Transform a large-scale architecture: The first 30 days, and half year.
This blog is part of the series "Transform a Large-Scale Architecture Guide." Please see the links below for the other parts of the series:
- Before the Landing
- Create the Vision, the First 30 Days, and the First Half Year
- Get the First Project Started
- Execution and Delivery
- Promotion and Performance Evaluation
After careful consideration, you have decided to join the team. The first 30 days are key to making a good impression on your new colleagues. People will have expectations and judgments, so take the time to get to know them, create a positive impression, and present yourself as they expect. Keep a low profile and don't rush to make judgments.
First 30 Days
As an architect, people naturally expect you to bring new ideas and directions. Talk to your peers and managers to see what they expect. Your job is to transform, so they expect you to challenge them, but do so in a cooperative manner.
Don't judge. Bringing freshness to the team is good, but not everyone wants to be challenged. Be respectful, kind, and empathetic. Ask questions and help them understand that you are here to help them achieve success.
Try to start with something small. It takes time to create a thinking framework for a grand picture, and lots of research is required. This is the most important job of the transformation, but it takes lots of time. Meanwhile, find a peer who needs something from you and partner with them.
Be mindful of what you say. Don't talk about things that people are worried about. Transformation in architecture also means changes to the business and teams associated with it. If there are team changes, it will be an organizational change initiated by the leadership and driven by the transformation. The architect's role is to enable the organization to do that. Let people see it. It's too early for the first year to even talk about it. The organization will arrange things more appropriately and gently.
Try to make as many friends as possible. Attend the team's typical activities and be a part of them. Identify people who may have a similar background.
First Half Year
The most important thing is to create a workable vision and roadmap. But it takes time, so don't rush. Talk on a weekly basis and set up a routine to talk. Note things down with any notebook software. Talk with ideas, learn the ideas through research, keep track of industry trends, and check the reactions from peers, partners, customers, and other leaders. Identify what is doable and what is not.
While creating a grand vision and workable architecture, the first 30 days have already presented some low-hanging fruit to work on. Get the existing team members to do them. Understand what the team is good at, what the culture is, what the working standards are, what the quality is, what the process is, and so on.
Hiring
In my experience, transformation always comes along with hiring. During the first half year, you have a chance to change the culture by hiring key people.
Hiring is one of the most important things in transformation. People are hard to change. As an HRBP said before, 80% of things are settled once people are hired, and only up to 20% can change. The culture can be transformed by hiring, but you will need to know what kind of people you need to hire. The market is big, and you can always hire many people, but try to hire more experienced people rather than fresh graduates. The fresh graduates will be transformed by the team instead of transforming the existing.
Getting Things Done
Getting small things done creates credit among your peers and is one of the key supports you will need during the journey. Leverage the current team members to help deliver. Work with them, see through the work, see what they are qualified for, and see what they are not.

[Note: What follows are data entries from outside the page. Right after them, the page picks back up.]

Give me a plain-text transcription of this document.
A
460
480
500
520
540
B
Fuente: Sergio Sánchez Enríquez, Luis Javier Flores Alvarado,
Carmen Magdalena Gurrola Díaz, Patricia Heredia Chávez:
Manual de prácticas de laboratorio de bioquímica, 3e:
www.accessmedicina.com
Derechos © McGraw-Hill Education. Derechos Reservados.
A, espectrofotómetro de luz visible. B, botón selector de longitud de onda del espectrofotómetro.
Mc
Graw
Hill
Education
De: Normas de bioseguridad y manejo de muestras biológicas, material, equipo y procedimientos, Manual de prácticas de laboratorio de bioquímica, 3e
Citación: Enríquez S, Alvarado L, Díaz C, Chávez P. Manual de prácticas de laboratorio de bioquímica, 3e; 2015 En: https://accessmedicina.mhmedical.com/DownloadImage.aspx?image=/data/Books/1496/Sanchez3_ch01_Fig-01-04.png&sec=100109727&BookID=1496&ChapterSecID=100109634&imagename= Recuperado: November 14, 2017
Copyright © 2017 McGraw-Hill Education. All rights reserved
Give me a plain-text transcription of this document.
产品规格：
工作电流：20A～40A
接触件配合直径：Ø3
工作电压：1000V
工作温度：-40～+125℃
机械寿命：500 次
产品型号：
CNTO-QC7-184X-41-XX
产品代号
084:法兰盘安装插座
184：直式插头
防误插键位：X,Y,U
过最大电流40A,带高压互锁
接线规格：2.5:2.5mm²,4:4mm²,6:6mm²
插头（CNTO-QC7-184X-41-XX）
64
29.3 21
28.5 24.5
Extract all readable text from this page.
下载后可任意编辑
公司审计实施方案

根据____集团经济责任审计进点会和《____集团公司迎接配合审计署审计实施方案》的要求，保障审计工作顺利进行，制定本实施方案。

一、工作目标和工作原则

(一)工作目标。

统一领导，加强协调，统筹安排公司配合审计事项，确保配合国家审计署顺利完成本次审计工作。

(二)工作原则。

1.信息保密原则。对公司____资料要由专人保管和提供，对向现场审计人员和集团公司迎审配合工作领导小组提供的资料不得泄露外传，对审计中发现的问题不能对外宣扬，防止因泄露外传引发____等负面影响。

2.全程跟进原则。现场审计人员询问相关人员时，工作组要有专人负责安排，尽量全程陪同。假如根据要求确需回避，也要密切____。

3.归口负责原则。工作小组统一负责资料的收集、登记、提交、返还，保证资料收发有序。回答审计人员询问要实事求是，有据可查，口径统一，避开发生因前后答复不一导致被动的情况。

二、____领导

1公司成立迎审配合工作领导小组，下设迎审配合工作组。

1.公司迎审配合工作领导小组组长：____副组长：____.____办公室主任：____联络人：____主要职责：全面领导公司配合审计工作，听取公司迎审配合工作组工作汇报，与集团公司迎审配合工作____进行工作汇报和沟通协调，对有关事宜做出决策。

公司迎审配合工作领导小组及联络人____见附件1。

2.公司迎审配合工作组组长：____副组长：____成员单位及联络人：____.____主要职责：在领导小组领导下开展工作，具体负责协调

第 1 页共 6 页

Coaching people is one of the ways to change. There will always be people who want to learn, especially passionate engineers. One of the best things about transformation is that there are tons of coaching opportunities. Coach through challenges, through various work, give space to everybody, let them do it, and then coach on cases.
Create the Vision
There are always plenty of things to do, but besides hiring and getting things done, spare a big part of the time focusing on the big roadmap.
First, you will need ideas, lots of ideas, lots of workable ideas. The ideas come from learnings on the industry, outside research, notes, talking with various leaders, and research on existing systems. Then, formulate the ideas into a workable solution that needs connections. The more connections, the more complex the whole solution becomes, and there will be a lot of moving pieces.
Second, after getting the ideas and connections, you need to know where to start and how to start. Creating a stable boundary will be critical. You will need to create domains and set up connections with each domain. There are books like Clean Architecture that talk about it and the elegance around it. Creating an architecture can also mean working with legacy systems, so Working Effectively with Legacy Code and Monolith to Microservices teach you how to work on that.
Finally, in my experience, it is often harder than technology itself. The books often tell you how to work from a technical perspective, but not from a product and organizational perspective, which the latter articles will cover.